Or à cela, avec le « progrès », nous avons encore trouvé le moyen de spécialiser cette spécialisation qu’est le métier, la profession !
Un petit aperçu assez savoureux extrait du livre « Le maître des abeilles » d’Henri Vincenot :
« Petit à petit ses yeux s’accoutumant, le Parisien vit ce prodigieux et incessant remue-ménage que font toutes ces ouvrières, opiniâtrement, aveuglément, se bousculant dans les couloirs qu’elles avaient aménagés entre les rayons : « Regarde !… Tu les vois ? Comme les pauvres Parisiens dans le métro ! Pauvres bêtes qui courent, courent toute la journée, toute la nuit… car je viens les observer la nuit aussi pendant des heures. Toujours toutes à la queue leu leu, victimes d’une spécialisation absolue et sacrifiées, toutes, à la productivité et à l’efficacité du monstre Etat – Saluez ! – de leur naissance à leur mort…
Et là-dedans, parmi ces dix mille sujets de chacun de ces « Etats » (il montrait l’ensemble du rucher), rien qu’une qui a droit à l’amour ! la reine – les autres, les ouvrières, au turf, mes enfants, au turf ! à la production ! Toutes ! Vite ! Nuit et jour !… d’ailleurs pense qu’une seule, la reine, a les organes de l’amour ! Les autres ? Nib ! Rien ! Condamnées à la production exclusivement ! Les joies de l’amour ? Tintin ! Pas la peine ! Temps perdu ! Energie perdue ! Une seule suffira : la reine (je te la montrerai un jour). C’est un sexe, un sexe – rien qu’un sexe.
Elle n’a même pas les organes pour se nourrir. Ce sont les ouvrières qui l’empiffrent. Les mâles aussi : on les fabrique à la demande, en temps voulu, exclusivement pour la fécondation de la seule reine. Ils sont incapables de se sustenter et de travailler. Ce sont les ouvrières qui les alimentent. Ce qui facilite les choses pour les supprimer lorsqu’ils ont rempli la Mère unique. Bouches inutiles. On se contente de ne plus les alimenter : Ils crèvent de faim. Amen ! Pour le bien de l’Etat. Saluez ! »
Le Mage hochait la tête, en fixant fiévreusement les allées et venues mystérieuses de ces bagnardes.

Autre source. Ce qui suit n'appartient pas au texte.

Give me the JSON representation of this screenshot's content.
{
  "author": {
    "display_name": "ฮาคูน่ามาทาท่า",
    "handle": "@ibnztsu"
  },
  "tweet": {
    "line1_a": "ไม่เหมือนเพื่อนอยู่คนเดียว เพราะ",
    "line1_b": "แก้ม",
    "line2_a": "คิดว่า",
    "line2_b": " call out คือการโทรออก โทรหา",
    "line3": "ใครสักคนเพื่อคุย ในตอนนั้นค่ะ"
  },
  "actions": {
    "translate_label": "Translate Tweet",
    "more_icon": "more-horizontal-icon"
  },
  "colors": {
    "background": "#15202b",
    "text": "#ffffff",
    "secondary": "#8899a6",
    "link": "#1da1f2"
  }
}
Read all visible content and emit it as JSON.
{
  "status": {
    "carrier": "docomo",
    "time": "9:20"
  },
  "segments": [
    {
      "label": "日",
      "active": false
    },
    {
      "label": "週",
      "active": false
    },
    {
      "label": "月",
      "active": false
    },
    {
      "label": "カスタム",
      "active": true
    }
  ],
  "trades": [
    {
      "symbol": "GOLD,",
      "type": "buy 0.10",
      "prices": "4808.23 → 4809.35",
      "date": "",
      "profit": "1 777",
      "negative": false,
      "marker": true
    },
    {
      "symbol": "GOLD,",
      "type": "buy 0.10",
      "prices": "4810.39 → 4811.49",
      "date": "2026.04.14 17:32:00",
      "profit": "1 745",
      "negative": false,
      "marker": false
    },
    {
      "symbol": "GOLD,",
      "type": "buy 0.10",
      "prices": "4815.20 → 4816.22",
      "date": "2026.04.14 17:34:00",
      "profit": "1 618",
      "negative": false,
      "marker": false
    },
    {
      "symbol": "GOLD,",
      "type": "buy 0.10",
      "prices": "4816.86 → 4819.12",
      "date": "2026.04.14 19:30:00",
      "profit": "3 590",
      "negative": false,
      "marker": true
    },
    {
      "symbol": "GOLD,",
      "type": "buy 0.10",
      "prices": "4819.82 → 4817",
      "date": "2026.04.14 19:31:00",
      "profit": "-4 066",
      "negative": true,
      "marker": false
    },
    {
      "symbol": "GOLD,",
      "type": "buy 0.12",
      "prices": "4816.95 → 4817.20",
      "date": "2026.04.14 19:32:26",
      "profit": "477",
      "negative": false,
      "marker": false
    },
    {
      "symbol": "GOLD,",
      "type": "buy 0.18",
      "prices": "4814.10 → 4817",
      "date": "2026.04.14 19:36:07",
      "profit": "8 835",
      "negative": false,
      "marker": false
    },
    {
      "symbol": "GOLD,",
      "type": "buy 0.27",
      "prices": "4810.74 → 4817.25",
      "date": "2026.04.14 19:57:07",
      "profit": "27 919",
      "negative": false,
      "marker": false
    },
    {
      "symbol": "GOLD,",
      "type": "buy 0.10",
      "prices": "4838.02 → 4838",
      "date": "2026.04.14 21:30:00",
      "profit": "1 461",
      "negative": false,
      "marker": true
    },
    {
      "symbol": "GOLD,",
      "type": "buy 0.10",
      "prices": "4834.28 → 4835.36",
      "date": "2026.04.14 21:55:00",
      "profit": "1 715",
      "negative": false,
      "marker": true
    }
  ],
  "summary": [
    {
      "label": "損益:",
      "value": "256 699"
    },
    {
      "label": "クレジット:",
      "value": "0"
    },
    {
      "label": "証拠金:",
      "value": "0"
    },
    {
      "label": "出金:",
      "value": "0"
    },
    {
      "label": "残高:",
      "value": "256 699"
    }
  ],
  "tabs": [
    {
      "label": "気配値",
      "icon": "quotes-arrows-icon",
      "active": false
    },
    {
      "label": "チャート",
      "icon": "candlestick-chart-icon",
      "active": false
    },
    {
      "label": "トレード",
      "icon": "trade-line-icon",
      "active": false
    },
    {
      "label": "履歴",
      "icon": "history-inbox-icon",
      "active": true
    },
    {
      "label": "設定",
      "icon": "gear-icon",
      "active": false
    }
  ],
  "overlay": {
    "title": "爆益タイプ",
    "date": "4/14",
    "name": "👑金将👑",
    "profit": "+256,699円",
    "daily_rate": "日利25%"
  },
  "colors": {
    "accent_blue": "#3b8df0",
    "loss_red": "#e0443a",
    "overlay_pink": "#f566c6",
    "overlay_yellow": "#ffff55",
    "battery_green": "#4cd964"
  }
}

Au bout d’un instant, il s’écria d’une voix terrible, comme un procureur indigné :
« Messieurs, nous avons là sous les yeux une société qui a été entièrement pervertie au communisme intégral, au collectivisme total, parfait, à l’étatisme systématique, et sacrifiée, sur l’autel du productivisme, au dieu Etat…! Saluez!… »
On ne savait trop si le Mage ricanait, sanglotait ou étouffait de colère.
Puis il eut un long silence et, sans cesser d’observer cet invraisemblable et inquiétant mouvement qui circulait dans ces corridors rigoureux ménagés entre les opercules, il continua :
« Regarde-les… Regarde ces ilotes urbains dans les couloirs du métro ! Regarde-les tes Parisiens châtrés de demain, tes esclaves ! Ici, dans cette ruche, ce ne sont plus dix mille abeilles, c’est une matière bien moulée, bien conditionnée qui fonctionne. Plus d’individus : une collectivité.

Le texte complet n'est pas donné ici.